Опомнился, когда окружили его детдомовцы стрижеголовые, и лететь самолетику стало некуда. И неба над ним не стало, и воздуха в груди. И руки к самолетику чужие потянулись! И Валеркины пальцы, на самолетике стиснутые, с безжалостной силой разжали.
От своего бессилия и наглости напавших он задохнулся, было, возмущением и какое-то мгновение смотрел оторопело вслед детдомовцам, убегавшим за калитку с большим пионерским значком над воротами.
Кинулся Валерик друга спасать, но у ворот дежурные детдомовцы постарше надавали ему «щелобанов» и больных подзатыльников. А когда он в сквозной глазок калиточный глянул, в него оттуда плюнули.
Уткнувшись в глухой детдомовский забор, он выплакал все свои слезы и, ко всему безразличный от потери такой, побрел, было, к дому, но от калитки с глазком его окликнули:
— Эй, ты, шкет! Подь сюда!
Он подбежал с воспрянувшей надеждой, что вот этот высокий детдомовец с повязкой дежурного самолетик вернет! Но тот деловито сказал:
— Вот ответь. Мы с тобой друзья до гроба, за одно или за оба?
— А что надо говорить?
— Ты за одно или за оба?
— Заодно.
— Грамотный шкет! — усмехнулся дылда и больно ухватил Валерика за ухо и стал трясти его, повторяя: — За одно! За одно!..
Валерик даже плакать не стал, что очень удивило дылду, и он спросил, отпуская ухо:
— Гудит, как телеграфный столб, да?
Валерик кивнул.
— А если б за оба, то гудело бы как самолет!
На него у Валерика обиды не нашлось. Смешались в нем все ощущения дня. В жизни его сознательной дороже и желанней игрушки еще не было. Не было и потери более невосполнимой.
Когда Валерик пришел к баракам, из кустов уже выглядывала ночь, а в курилке тетя Маня из литейки добивала «дурака» последнего. Она крыла картами наотмашь, как молотобоец:
— А это тебе на погоны!
И прилепила проигравшему шестерки на погоны.
— А я говорил тебе: «Не садись под нее — объегорит!» — смеялся и пальцем грозил проигравшему дядя Ваня-корявочник, никогда не игравший в карты.
Все игроки были на месте, а у столба под лампочкой вместо Пахомыча сидел кто-то другой.
— А где Пахомыч? — спросил Валерик, и все примолкли.
— Э, милок, — вздохнула тетя Маня, собирая карты в колоду. — Вспомнил когда… Я ж тебя звала с Пахомычем проститься, а ты мне крикнул: «Потом!» — и ускакал с тарахтелкой в руке. Так что вот. Пахомыч помер…
— Пахомыч помер… — не поверил он ушам своим. — Как помер?

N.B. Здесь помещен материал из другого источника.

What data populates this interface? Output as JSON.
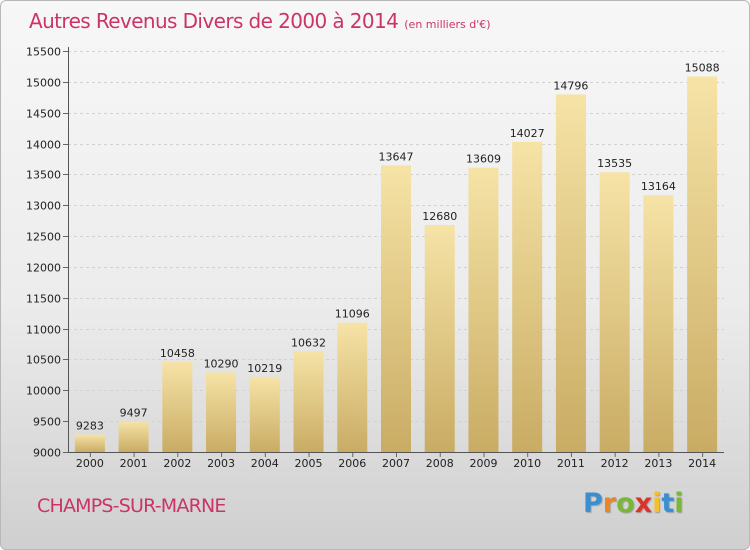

— А так и помер. Девять дней отмечать скоро будем, Царствие ему Небесное… А ты вон когда вспомнил! Друг, называется…
«Пахомыч, миленький, прости, пожалуйста!» — прошептал Валерик, подняв к небу глаза.
«Если меня на небо заберет Господь, ты вон на те Плеяды погляди, их еще Стожарами зовут. На одну звездочку там прибавится. А я на вас оттуда гляну через звездочку, как в дырочку-щелочку. И все будет как в песне: «Мне сверху видно все, ты так и знай…» И меня не забывай. Нет-нет, да и глянь на небо. Когда хорошо тебе будет, ты глянуть на небо забудешь, а вот когда трудно!..»
— А если не заберет?
— Господь забирает к себе всех солдат и войной поврежденных… Заберет. У Него как в Уставе… Расписано все. В этом деле, браток, не бывает осечки.
— Пахомыч, миленький, мне плохо без тебя, — не замечая слез, протяжно проскулил Валерик, глядя в звездное небо.
Впервые ему не было страшно говорить и думать об умершем, наверно, потому, что покойником его не видел. Он в памяти Валеркиной живым остался. И превратился в звездочку небесную, как обещал.
Все печальным и скучным стало без Пахомыча. И даже котенок Ничейный, из кустов, подбежавший к Валерику, такой «побольшевший» уже и пушистый, не радовал.
И с паникой в душе он вспомнил, что долго так мамка домой не приходит! И одиночества холод почувствовал. И осознал, впервые может быть, что люди, тебе дорогие и близкие, могут уйти насовсем, незаметно и тихо, когда ты сам безоглядно счастлив и переполнен бесконечной радостью.
А. Литвинов.
Извините, комментарии закрыты.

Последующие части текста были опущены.